Maar het begint bij het hart van God, het begint in het hart van het koninkrijk, het begint in onze harten, in onze ogen, in onze gedachten: juist wie kwetsbaar zijn, zijn in Gods ogen kostbaar. 

Het lied dat we nu gaan zingen helpt ons om daar iets van te proeven, van het hart en de ziel van God.

We zingen: ‘Zo vriendelijk en veilig als het licht’.


Gespreksvragen

  1. Welke situatie uit je eigen leven herken je in de voorbeelden die in de preek werden genoemd van onveiligheid?
  2. Wat spreekt je het meest aan in Matteüs 18:1-14?
  3. Hoe zou jij met je eigen woorden uitleggen wat “geestelijke onveiligheid” betekent?
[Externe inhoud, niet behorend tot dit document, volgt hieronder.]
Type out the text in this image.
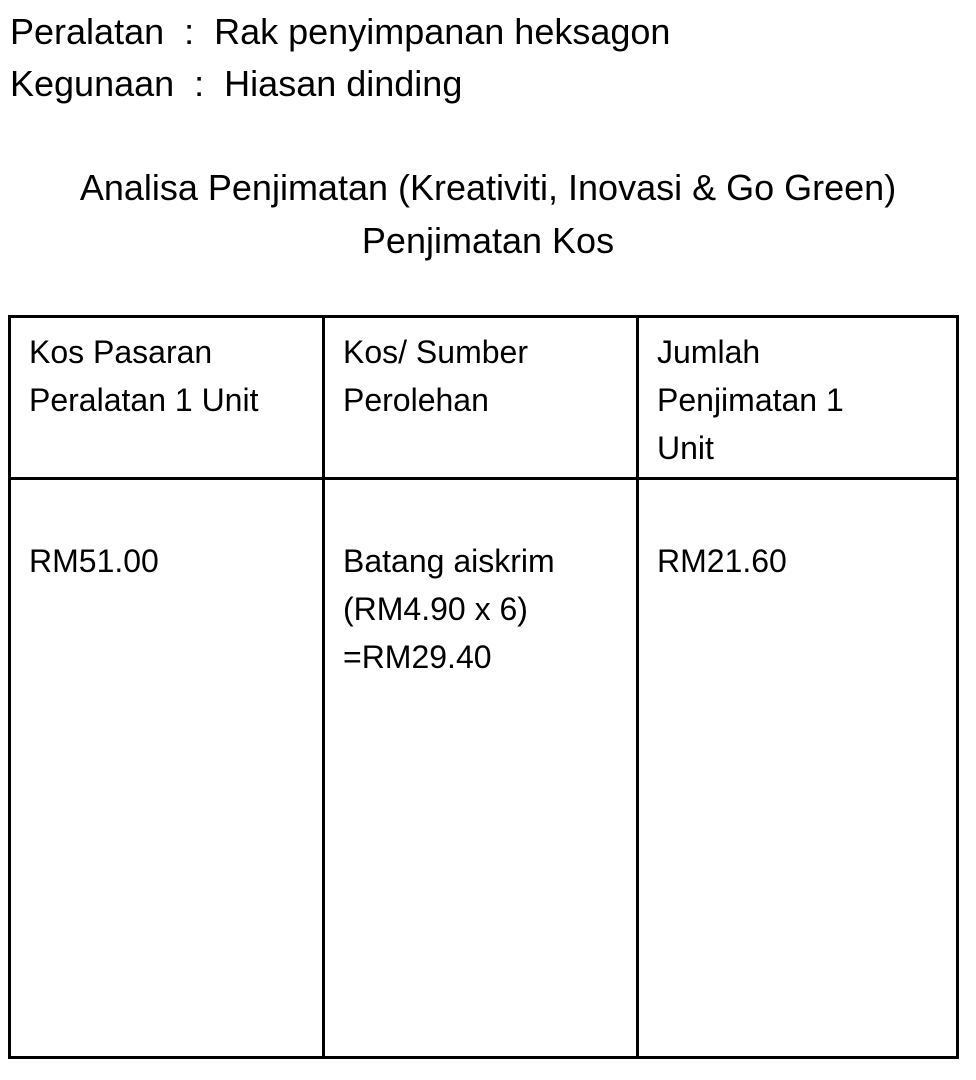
Peralatan  :  Rak penyimpanan heksagon
Kegunaan  :  Hiasan dinding
Analisa Penjimatan (Kreativiti, Inovasi & Go Green)
Penjimatan Kos
Kos Pasaran
Peralatan 1 Unit
Kos/ Sumber
Perolehan
Jumlah
Penjimatan 1
Unit
RM51.00	Batang aiskrim
(RM4.90 x 6)
=RM29.40
RM21.60
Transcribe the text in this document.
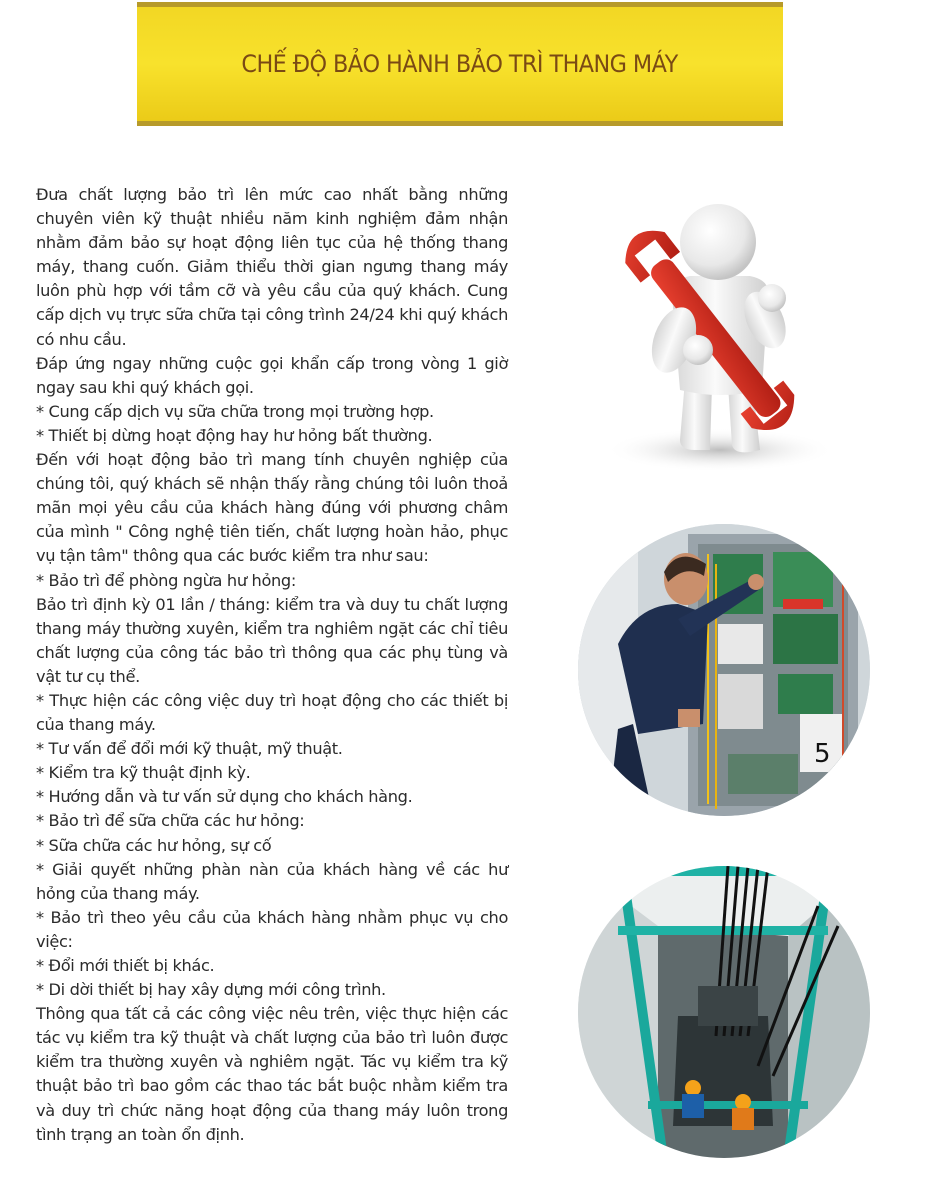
CHẾ ĐỘ BẢO HÀNH BẢO TRÌ THANG MÁY

Đưa chất lượng bảo trì lên mức cao nhất bằng những chuyên viên kỹ thuật nhiều năm kinh nghiệm đảm nhận nhằm đảm bảo sự hoạt động liên tục của hệ thống thang máy, thang cuốn. Giảm thiểu thời gian ngưng thang máy luôn phù hợp với tầm cỡ và yêu cầu của quý khách. Cung cấp dịch vụ trực sữa chữa tại công trình 24/24 khi quý khách có nhu cầu.

Đáp ứng ngay những cuộc gọi khẩn cấp trong vòng 1 giờ ngay sau khi quý khách gọi.

* Cung cấp dịch vụ sữa chữa trong mọi trường hợp.

* Thiết bị dừng hoạt động hay hư hỏng bất thường.

Đến với hoạt động bảo trì mang tính chuyên nghiệp của chúng tôi, quý khách sẽ nhận thấy rằng chúng tôi luôn thoả mãn mọi yêu cầu của khách hàng đúng với phương châm của mình " Công nghệ tiên tiến, chất lượng hoàn hảo, phục vụ tận tâm" thông qua các bước kiểm tra như sau:

* Bảo trì để phòng ngừa hư hỏng:

Bảo trì định kỳ 01 lần / tháng: kiểm tra và duy tu chất lượng thang máy thường xuyên, kiểm tra nghiêm ngặt các chỉ tiêu chất lượng của công tác bảo trì thông qua các phụ tùng và vật tư cụ thể.

* Thực hiện các công việc duy trì hoạt động cho các thiết bị của thang máy.

* Tư vấn để đổi mới kỹ thuật, mỹ thuật.

* Kiểm tra kỹ thuật định kỳ.

* Hướng dẫn và tư vấn sử dụng cho khách hàng.

* Bảo trì để sữa chữa các hư hỏng:

* Sữa chữa các hư hỏng, sự cố

* Giải quyết những phàn nàn của khách hàng về các hư hỏng của thang máy.

* Bảo trì theo yêu cầu của khách hàng nhằm phục vụ cho việc:

* Đổi mới thiết bị khác.

* Di dời thiết bị hay xây dựng mới công trình.

Thông qua tất cả các công việc nêu trên, việc thực hiện các tác vụ kiểm tra kỹ thuật và chất lượng của bảo trì luôn được kiểm tra thường xuyên và nghiêm ngặt. Tác vụ kiểm tra kỹ thuật bảo trì bao gồm các thao tác bắt buộc nhằm kiểm tra và duy trì chức năng hoạt động của thang máy luôn trong tình trạng an toàn ổn định.

5
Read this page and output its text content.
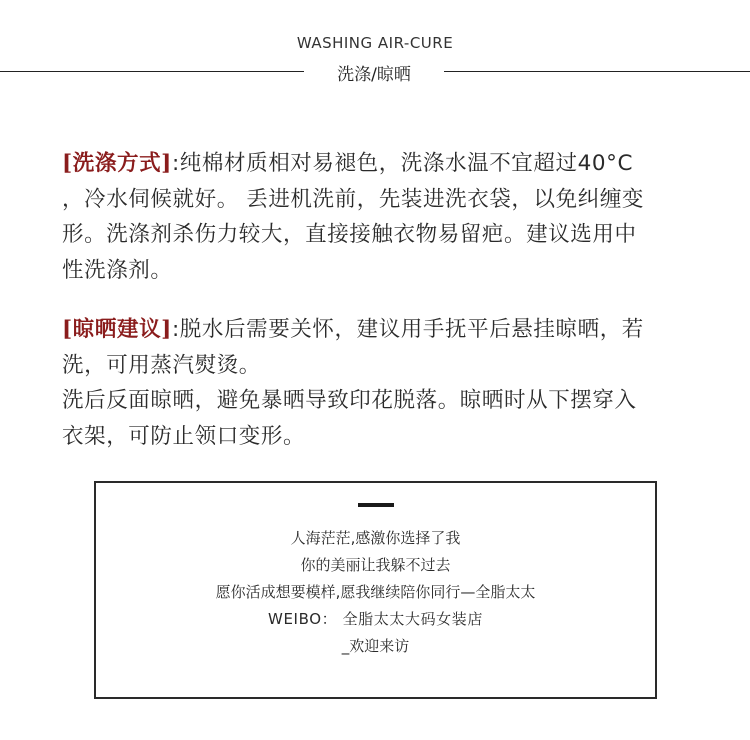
WASHING AIR-CURE
洗涤/晾晒
[洗涤方式]:纯棉材质相对易褪色，洗涤水温不宜超过40°C
，冷水伺候就好。 丢进机洗前，先装进洗衣袋，以免纠缠变
形。洗涤剂杀伤力较大，直接接触衣物易留疤。建议选用中
性洗涤剂。
[晾晒建议]:脱水后需要关怀，建议用手抚平后悬挂晾晒，若
洗，可用蒸汽熨烫。
洗后反面晾晒，避免暴晒导致印花脱落。晾晒时从下摆穿入
衣架，可防止领口变形。
人海茫茫,感激你选择了我
你的美丽让我躲不过去
愿你活成想要模样,愿我继续陪你同行—全脂太太
WEIBO： 全脂太太大码女装店
_欢迎来访
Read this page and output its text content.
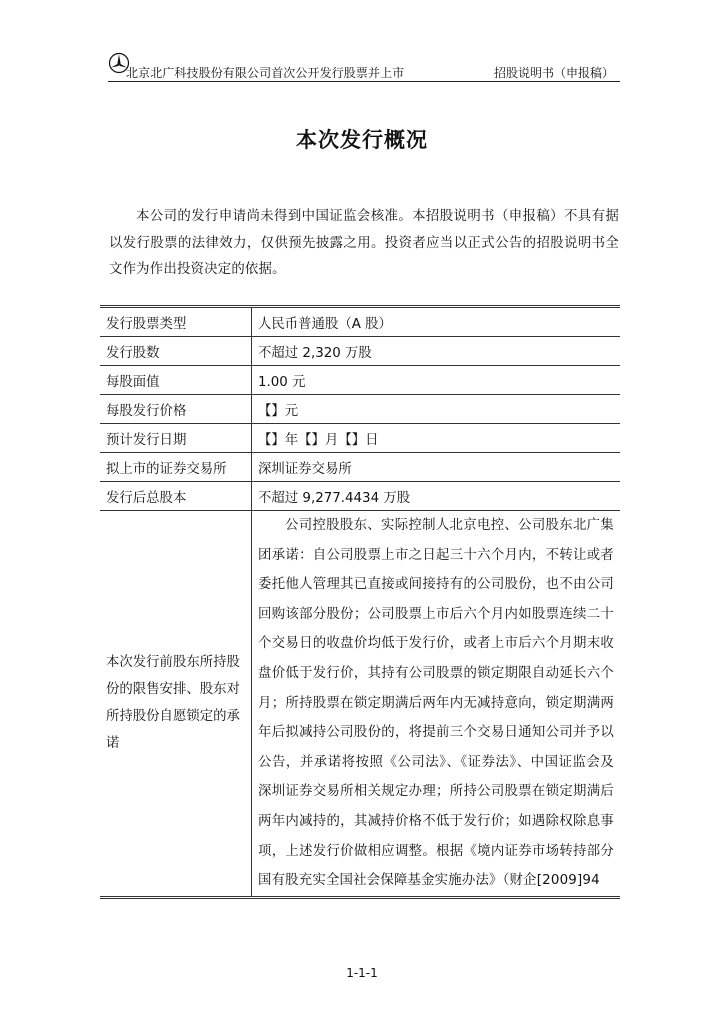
北京北广科技股份有限公司首次公开发行股票并上市	招股说明书（申报稿）
本次发行概况
本公司的发行申请尚未得到中国证监会核准。本招股说明书（申报稿）不具有据以发行股票的法律效力，仅供预先披露之用。投资者应当以正式公告的招股说明书全文作为作出投资决定的依据。
发行股票类型	人民币普通股（A 股）
发行股数	不超过 2,320 万股
每股面值	1.00 元
每股发行价格	【】元
预计发行日期	【】年【】月【】日
拟上市的证券交易所	深圳证券交易所
发行后总股本	不超过 9,277.4434 万股
本次发行前股东所持股份的限售安排、股东对所持股份自愿锁定的承诺	公司控股股东、实际控制人北京电控、公司股东北广集团承诺：自公司股票上市之日起三十六个月内，不转让或者委托他人管理其已直接或间接持有的公司股份，也不由公司回购该部分股份；公司股票上市后六个月内如股票连续二十个交易日的收盘价均低于发行价，或者上市后六个月期末收盘价低于发行价，其持有公司股票的锁定期限自动延长六个月；所持股票在锁定期满后两年内无减持意向，锁定期满两年后拟减持公司股份的，将提前三个交易日通知公司并予以公告，并承诺将按照《公司法》、《证券法》、中国证监会及深圳证券交易所相关规定办理；所持公司股票在锁定期满后两年内减持的，其减持价格不低于发行价；如遇除权除息事项，上述发行价做相应调整。根据《境内证券市场转持部分国有股充实全国社会保障基金实施办法》（财企[2009]94
1-1-1
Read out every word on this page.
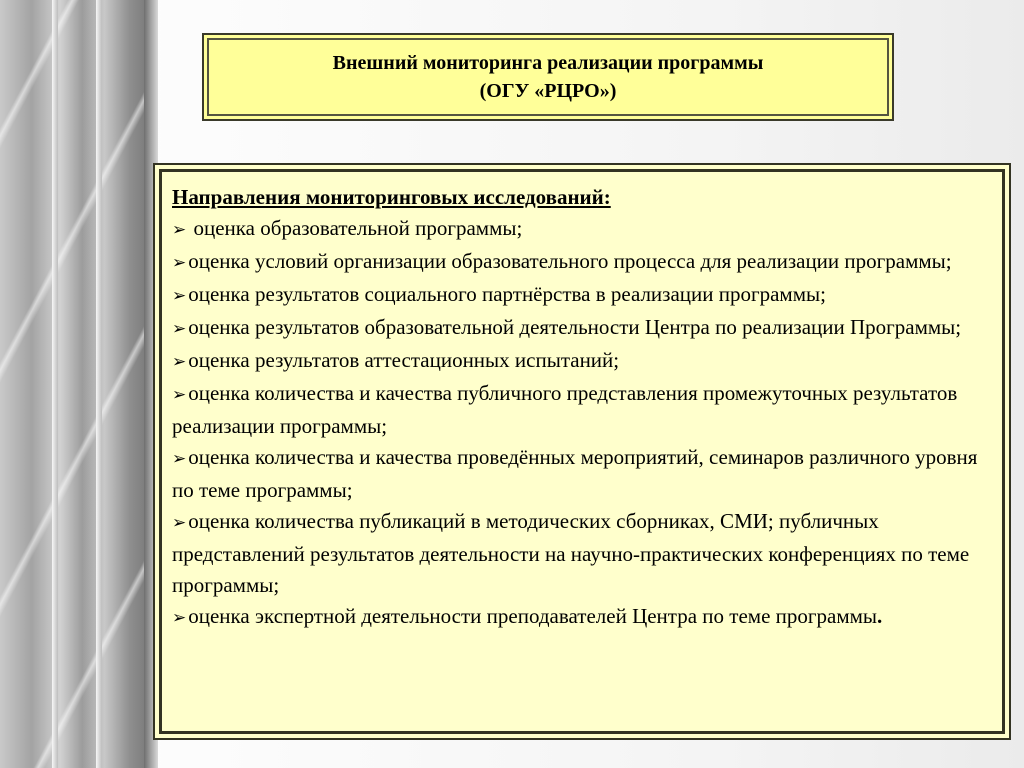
Внешний мониторинга реализации программы
(ОГУ «РЦРО»)
Направления мониторинговых исследований:
➢ оценка образовательной программы;
➢оценка условий организации образовательного процесса для реализации программы;
➢оценка результатов социального партнёрства в реализации программы;
➢оценка результатов образовательной деятельности Центра по реализации Программы;
➢оценка результатов аттестационных испытаний;
➢оценка количества и качества публичного представления промежуточных результатов реализации программы;
➢оценка количества и качества проведённых мероприятий, семинаров различного уровня по теме программы;
➢оценка количества публикаций в методических сборниках, СМИ; публичных представлений результатов деятельности на научно-практических конференциях по теме программы;
➢оценка экспертной деятельности преподавателей Центра по теме программы.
Is onze gemeente geestelijk veilig?
  4. Hoe raakt het jou dat Jezus zegt: “Wie in mijn naam één zo’n kind ontvangt, die ontvangt Mij”?
  5. Heb je zelf ervaren dat juist je kwetsbaarheid je dichter bij God bracht? Wil je daar iets over delen?
  6. Wat betekent het concreet voor jou om “te worden als een kind” in je geloof en in de omgang met anderen?
  7. Welke verhaal over (seksueel) misbruik in een kerk wil je delen omdat het je geraakt heeft?
  8. Welke stappen kunnen wij als groep of gemeente zetten om meer een veilige kerk te worden?
  9. Hoe helpt de gelijkenis van het verloren schaap jou in dit kader (van seksueel misbruik in de kerk) om Gods zorg voor kwetsbare mensen beter te begrijpen?
  10. Het slotlied was “Zo vriendelijk en veilig als het licht.” Waar of wanneer heb jij iets van die veiligheid van God ervaren?

Werkvormen

Beeld-oefening: Leg in het midden van de groep een groot vel papier met een getekende kring. Laat iedereen kleine kaartjes of (getekende) symbooltjes neerleggen die staan voor wat voor hen een veilige kerk is. Bespreek daarna wat zichtbaar wordt.

Schriftmeditatie: Lees Matteüs 18:1-5 langzaam drie keer. Vraag iedereen om een kort woord of beeld te delen dat hen trof. Schrijf de woorden op en verbind ze in een gezamenlijk gebed.

Verhalenkring: Vraag deelnemers om in tweetallen een kort verhaal te vertellen over een moment dat ze zich veilig voelden in een gemeenschap. Daarna delen de tweetallen de kern van hun verhalen in de groep.